Leichen trieben auf dem Wasser
Obwohl die Mannschaft der Sea-Eye eigentlich nur Rettungswesten verteilen sollte, nahm sie die Menschen an Bord. „Wir können sie ja nicht ertrinken lassen. Die Leute lagen erschöpft auf dem Deck oder im Lazarett, das war schlimmer als Krieg“, meint er. „Wir nahmen auch eine junge Frau auf, die im achten Monat schwanger war. Sie ist erschöpft zusammengebrochen. Sie wurde 80 Minuten lang reanimiert, ist dann aber leider verstorben“. Über 36 Stunden wartete die Sea-Eye auf größere Schiffe, die sich der Menschen annehmen konnten. „Außer etwas Wasser, einem Müsliriegel und einer Rettungsdecke konnten wir den erschöpften Leuten nichts bieten“, erzählt Karl-Heinz R.
Eine absolute Ausnahmesituation für den 70-jährigen. „Während man den Menschen an Bord hilft, verliert man komplett das Zeitgefühl. Man spürt Hunger und Durst, aber selbst das nimmt man kaum wahr“, schildert Karl-Heinz R. „Diese Mission war die Schlimmste, die Sea-Eye je gefahren ist“, meint er. „Bilder können nicht ausdrücken, was man da spürt – das muss man selbst erleben.“ Er sieht die EU in der Verantwortung: „Die Staaten kommen alle an, wenn es was zu holen gibt. Wenn sie aber selbst etwas geben sollen, drehen sich alle um.“ Alle Retter auf dem Mittelmeer seien ehrenamtliche Privatleute. „Dabei ist das eine Angelegenheit der EU“, kritisiert Karl-Heinz R. „Ich selbst kann nicht viel tun – aber das kann ich tun“.

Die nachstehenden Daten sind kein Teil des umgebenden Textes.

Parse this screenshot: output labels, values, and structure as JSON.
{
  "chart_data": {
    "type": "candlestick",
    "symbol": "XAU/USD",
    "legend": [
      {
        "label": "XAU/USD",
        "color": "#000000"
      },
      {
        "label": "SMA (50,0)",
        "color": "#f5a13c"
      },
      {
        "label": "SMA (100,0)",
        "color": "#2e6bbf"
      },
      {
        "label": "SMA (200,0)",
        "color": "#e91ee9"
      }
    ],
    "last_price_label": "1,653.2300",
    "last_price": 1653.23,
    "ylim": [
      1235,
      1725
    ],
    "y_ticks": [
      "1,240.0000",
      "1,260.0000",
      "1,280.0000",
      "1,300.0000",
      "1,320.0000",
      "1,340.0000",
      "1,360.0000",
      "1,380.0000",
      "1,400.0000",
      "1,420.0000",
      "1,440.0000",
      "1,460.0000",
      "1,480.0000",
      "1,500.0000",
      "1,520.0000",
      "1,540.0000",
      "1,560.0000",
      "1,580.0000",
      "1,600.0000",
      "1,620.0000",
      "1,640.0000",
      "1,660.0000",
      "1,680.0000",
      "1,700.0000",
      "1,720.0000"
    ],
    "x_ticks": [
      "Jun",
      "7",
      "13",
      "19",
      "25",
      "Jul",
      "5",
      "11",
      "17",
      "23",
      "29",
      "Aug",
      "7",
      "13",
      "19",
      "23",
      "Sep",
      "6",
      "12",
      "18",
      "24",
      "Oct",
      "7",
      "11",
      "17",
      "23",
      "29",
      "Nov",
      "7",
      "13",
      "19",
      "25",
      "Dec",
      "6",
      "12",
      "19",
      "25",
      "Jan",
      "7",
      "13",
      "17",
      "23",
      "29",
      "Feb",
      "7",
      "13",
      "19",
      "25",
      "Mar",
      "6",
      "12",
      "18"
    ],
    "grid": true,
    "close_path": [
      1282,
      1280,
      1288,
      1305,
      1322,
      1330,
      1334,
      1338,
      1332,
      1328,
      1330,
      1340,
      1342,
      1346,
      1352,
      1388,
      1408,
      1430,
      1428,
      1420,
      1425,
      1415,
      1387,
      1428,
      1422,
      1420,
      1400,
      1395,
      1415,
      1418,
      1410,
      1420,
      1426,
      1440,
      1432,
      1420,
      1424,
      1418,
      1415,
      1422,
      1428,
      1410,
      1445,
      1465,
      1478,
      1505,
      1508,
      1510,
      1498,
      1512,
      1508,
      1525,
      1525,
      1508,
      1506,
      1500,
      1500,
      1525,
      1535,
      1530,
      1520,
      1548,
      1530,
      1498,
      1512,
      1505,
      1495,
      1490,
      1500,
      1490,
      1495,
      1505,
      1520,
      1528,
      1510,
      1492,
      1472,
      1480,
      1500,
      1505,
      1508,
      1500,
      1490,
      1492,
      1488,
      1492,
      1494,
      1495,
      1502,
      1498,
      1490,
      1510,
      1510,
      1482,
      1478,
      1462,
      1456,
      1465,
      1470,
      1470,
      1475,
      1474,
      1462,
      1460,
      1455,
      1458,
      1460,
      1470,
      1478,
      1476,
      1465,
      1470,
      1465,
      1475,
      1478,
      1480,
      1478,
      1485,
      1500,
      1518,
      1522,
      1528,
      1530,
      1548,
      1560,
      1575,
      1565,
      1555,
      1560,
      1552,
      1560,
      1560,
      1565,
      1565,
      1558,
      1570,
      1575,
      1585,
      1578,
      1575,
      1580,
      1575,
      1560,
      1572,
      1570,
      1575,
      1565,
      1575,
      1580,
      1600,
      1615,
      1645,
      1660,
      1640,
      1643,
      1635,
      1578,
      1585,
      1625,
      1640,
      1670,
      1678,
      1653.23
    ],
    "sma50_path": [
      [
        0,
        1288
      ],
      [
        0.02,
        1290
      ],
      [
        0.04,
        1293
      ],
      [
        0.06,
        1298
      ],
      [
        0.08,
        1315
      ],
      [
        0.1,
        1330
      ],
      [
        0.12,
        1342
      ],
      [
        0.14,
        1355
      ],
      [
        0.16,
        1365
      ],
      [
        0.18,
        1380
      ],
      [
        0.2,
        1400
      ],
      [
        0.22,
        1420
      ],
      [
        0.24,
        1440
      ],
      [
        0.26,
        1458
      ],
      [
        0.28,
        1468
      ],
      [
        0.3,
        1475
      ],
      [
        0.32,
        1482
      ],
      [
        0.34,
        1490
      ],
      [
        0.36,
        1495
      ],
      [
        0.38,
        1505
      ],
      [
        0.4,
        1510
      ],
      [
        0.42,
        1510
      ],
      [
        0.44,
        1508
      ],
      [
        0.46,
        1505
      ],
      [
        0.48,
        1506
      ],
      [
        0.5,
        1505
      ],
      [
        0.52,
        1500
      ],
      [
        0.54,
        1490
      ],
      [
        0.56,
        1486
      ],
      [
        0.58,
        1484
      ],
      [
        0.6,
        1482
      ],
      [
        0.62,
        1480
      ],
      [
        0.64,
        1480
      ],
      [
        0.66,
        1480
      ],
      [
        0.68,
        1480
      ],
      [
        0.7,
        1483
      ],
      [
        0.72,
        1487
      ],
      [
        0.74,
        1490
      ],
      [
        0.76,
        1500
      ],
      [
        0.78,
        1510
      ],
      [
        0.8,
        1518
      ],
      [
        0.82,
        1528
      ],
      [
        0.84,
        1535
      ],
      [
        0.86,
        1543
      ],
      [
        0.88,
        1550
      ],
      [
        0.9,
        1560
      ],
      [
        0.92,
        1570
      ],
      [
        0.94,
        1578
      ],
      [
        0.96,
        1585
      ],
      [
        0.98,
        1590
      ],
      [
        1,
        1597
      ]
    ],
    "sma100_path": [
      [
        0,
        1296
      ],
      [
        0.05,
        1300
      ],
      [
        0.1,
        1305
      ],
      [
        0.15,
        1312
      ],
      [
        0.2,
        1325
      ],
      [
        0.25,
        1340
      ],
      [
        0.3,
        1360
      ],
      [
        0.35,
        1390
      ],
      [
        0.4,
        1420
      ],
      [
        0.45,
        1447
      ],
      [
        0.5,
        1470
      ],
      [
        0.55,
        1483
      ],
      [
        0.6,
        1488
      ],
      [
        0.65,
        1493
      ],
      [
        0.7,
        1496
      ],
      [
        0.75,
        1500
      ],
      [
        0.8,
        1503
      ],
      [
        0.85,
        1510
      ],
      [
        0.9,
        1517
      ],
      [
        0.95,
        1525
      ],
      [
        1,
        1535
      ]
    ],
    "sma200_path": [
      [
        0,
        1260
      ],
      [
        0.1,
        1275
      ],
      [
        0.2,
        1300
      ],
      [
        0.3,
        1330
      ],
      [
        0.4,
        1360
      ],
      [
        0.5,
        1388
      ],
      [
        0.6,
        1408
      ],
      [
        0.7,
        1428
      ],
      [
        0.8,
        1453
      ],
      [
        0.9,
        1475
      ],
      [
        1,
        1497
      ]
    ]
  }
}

>> 12 000 Menschen auf dem Meer gerettet
- Sea-Eye rettete nach eigenen Angaben seit Beginn ihrer Missionen im April 2016 rund 12 000 Menschen vor dem Ertrinken. Mehrere hundert ehrenamtliche Helfer waren auf den beiden Schiffen „Sea-Eye“ und „Seefuchs“ im Einsatz.
- Die Sea-Eye ist ein 26 Meter langer ehemaliger Schiffskutter, der für die Seenotrettung umgerüstet wurde. Sea-Eye-Gründer ist Michael Buschheuer. Weitere Informationen auf Sea-eye.org.